Hrubieszów Wczoraj około godz. 16 fura z gnojem rozjechała mojemu sąsiadowi kurę. Panie Maćku, panie Tomku czy można by to poddać jakiejś debacie? Może jakiś artykuł? Może jakieś komentarze? Cokolwiek?
i>Nazywam się Zenon Kopytko, ale naprawdę nie chcę się reklamować. Po prostu szkoda mi jest tej kury, bo zdrowa była. Potrafiła 14 jajek na raz znieść. To naprawdę nie chodzi o mnie!
Żal mi jest również sąsiada. Czy mógłby któryś z panów napisać jakąś odezwę do ludzi przewożących gnój? Może uda się jakoś do nich trafić i zrozumieją, że warto zwolnić, widząc przechodzące przez jezdnię, bezbronne kury.
Chciałem jeszcze raz podkreślić, że to nie chodzi o mnie. To, że nazywam się Zenon Kopyto, naprawdę nic w tej sprawie nie znaczy. Panowie, proszę was, zawalczcie! Naprawdę wszyscy na was liczymy!!! To naprawdę nie chodzi o mnie!!!
Pozdrawiam!
Zenon Kopytko
(tekst zamieszczony w komentarzach do artykułu ”Powinniśmy trzymać sztamę” »)
***
Od redakcji:
A tak poważnie, Panie Zenonie (czy też, właściwiej by było – kimkolwiek Pan jest, Panie Zenonie…)!
Jeśli uważa Pan, że tematy poruszane na LubieHrubie są banalne, nieważne i nikogo nie interesują, to zapraszam do współpracy w celu podniesienia ich atrakcyjności i poziomu.
Po raz kolejny zapewniam, że każdy tekst, który do mnie dotrze opublikuję, czego powyższy news niech będzie przykładem.
Jeśli chodzi o intencje – Bruno umieścił swój tekst w „Brulionie” – skopiowałem go, zredagowałem i umieściłem na stronie głównej, bo uważałem, że interesująca będzie dyskusja i konfrontacja wszystkich komentatorów – w większości, jak podejrzewam członków różnorakich, działających na naszym terenie zespołów.
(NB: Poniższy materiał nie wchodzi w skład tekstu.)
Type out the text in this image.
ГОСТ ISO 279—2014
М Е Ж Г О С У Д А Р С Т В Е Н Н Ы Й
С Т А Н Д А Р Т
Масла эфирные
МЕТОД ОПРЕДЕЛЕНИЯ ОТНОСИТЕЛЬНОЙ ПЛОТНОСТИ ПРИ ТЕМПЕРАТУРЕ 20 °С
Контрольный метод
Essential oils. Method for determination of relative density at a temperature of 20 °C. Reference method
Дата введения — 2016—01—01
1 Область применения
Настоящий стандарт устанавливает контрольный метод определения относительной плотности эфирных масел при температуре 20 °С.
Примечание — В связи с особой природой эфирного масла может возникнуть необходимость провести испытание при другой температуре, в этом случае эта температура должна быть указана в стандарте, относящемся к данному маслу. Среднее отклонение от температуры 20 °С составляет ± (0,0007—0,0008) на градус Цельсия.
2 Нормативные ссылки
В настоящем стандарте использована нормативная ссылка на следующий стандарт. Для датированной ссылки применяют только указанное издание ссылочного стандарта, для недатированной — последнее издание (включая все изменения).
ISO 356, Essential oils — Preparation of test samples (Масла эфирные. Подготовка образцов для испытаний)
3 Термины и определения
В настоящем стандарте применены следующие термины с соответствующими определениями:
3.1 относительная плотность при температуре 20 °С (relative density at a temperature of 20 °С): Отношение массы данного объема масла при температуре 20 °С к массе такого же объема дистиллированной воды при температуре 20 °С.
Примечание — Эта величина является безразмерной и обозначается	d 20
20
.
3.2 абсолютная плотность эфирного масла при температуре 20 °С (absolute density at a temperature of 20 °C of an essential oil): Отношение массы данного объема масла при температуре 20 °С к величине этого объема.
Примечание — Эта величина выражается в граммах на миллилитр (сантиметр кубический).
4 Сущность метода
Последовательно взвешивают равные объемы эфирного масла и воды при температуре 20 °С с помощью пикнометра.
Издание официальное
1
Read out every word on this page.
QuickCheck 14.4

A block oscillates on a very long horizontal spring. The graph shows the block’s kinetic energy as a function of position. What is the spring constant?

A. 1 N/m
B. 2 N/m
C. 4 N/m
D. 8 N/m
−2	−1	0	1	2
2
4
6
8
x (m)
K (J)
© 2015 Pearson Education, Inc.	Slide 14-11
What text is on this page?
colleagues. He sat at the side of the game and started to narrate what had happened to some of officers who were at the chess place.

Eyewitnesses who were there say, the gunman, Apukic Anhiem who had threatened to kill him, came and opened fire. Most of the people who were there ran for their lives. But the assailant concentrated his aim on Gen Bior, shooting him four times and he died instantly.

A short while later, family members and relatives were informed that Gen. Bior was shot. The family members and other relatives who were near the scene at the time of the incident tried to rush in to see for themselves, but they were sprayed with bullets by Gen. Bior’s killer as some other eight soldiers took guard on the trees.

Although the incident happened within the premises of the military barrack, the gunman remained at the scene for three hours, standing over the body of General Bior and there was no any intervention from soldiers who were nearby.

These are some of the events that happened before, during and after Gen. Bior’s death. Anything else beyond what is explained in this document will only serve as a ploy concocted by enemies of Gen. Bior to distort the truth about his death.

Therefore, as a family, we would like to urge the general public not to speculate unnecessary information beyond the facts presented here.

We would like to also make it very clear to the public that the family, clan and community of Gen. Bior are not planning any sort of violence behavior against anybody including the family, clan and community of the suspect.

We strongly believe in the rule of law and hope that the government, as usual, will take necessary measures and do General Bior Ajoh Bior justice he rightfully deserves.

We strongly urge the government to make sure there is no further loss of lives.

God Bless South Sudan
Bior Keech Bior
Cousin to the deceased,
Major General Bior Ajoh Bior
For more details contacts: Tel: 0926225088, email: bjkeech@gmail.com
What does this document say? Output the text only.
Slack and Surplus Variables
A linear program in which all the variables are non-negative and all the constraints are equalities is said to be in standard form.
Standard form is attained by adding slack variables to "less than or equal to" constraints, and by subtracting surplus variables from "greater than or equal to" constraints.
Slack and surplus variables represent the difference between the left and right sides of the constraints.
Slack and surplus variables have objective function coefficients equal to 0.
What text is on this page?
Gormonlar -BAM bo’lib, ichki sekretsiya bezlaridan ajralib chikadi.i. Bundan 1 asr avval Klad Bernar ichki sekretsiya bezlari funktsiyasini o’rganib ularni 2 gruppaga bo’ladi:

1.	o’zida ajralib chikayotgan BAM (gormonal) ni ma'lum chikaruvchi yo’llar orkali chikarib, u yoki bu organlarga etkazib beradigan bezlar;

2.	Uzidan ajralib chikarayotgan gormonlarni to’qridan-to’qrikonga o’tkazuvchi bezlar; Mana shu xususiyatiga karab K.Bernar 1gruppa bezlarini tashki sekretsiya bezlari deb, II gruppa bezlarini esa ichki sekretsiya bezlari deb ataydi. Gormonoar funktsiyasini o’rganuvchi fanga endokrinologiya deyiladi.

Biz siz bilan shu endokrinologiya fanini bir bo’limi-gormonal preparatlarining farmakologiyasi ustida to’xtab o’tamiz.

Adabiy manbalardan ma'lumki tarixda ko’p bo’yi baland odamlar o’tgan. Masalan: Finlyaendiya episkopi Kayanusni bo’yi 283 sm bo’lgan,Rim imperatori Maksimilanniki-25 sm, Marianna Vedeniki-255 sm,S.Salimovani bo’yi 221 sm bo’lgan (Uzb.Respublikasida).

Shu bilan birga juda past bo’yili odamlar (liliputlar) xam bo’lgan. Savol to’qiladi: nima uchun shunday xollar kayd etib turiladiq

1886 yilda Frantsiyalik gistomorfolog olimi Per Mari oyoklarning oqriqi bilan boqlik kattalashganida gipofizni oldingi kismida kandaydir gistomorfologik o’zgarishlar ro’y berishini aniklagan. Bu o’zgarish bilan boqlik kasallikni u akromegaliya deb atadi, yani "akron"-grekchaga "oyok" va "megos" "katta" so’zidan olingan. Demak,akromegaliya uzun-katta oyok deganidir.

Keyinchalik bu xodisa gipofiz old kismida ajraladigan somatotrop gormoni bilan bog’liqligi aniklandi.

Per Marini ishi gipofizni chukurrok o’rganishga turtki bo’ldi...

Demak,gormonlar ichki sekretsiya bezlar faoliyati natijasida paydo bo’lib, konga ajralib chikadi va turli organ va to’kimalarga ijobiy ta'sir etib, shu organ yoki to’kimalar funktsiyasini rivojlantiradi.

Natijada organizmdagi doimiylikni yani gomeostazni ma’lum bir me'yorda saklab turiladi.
Czy jest interesująca? – Nie mnie to oceniać.
Ja jedynie mam nadzieję, że w ten sposób, jeśli nie zakończę, to przynajmniej w znaczny sposób ograniczę chamskie, anonimowe obelgi, jakich sobie członkowie owych zespołów, ukrywając się pod rozmaitymi nickami nawzajem nie szczędzą, a dyskusję uczynię bardziej merytoryczną.
Przede wszystkim jednak uważam, że prawo do wolnej wypowiedzi, w tym również do krytyki, to fundamentalny obywatelski przywilej w państwie demokratycznym – szczególnie jeśli ktoś robi to w sposób inteligentny, czy też dowcipny.
Pańskiemu komentarzowi nie brakuje ani dowcipu, ani inteligencji – naprawdę serdecznie pozdrawiam!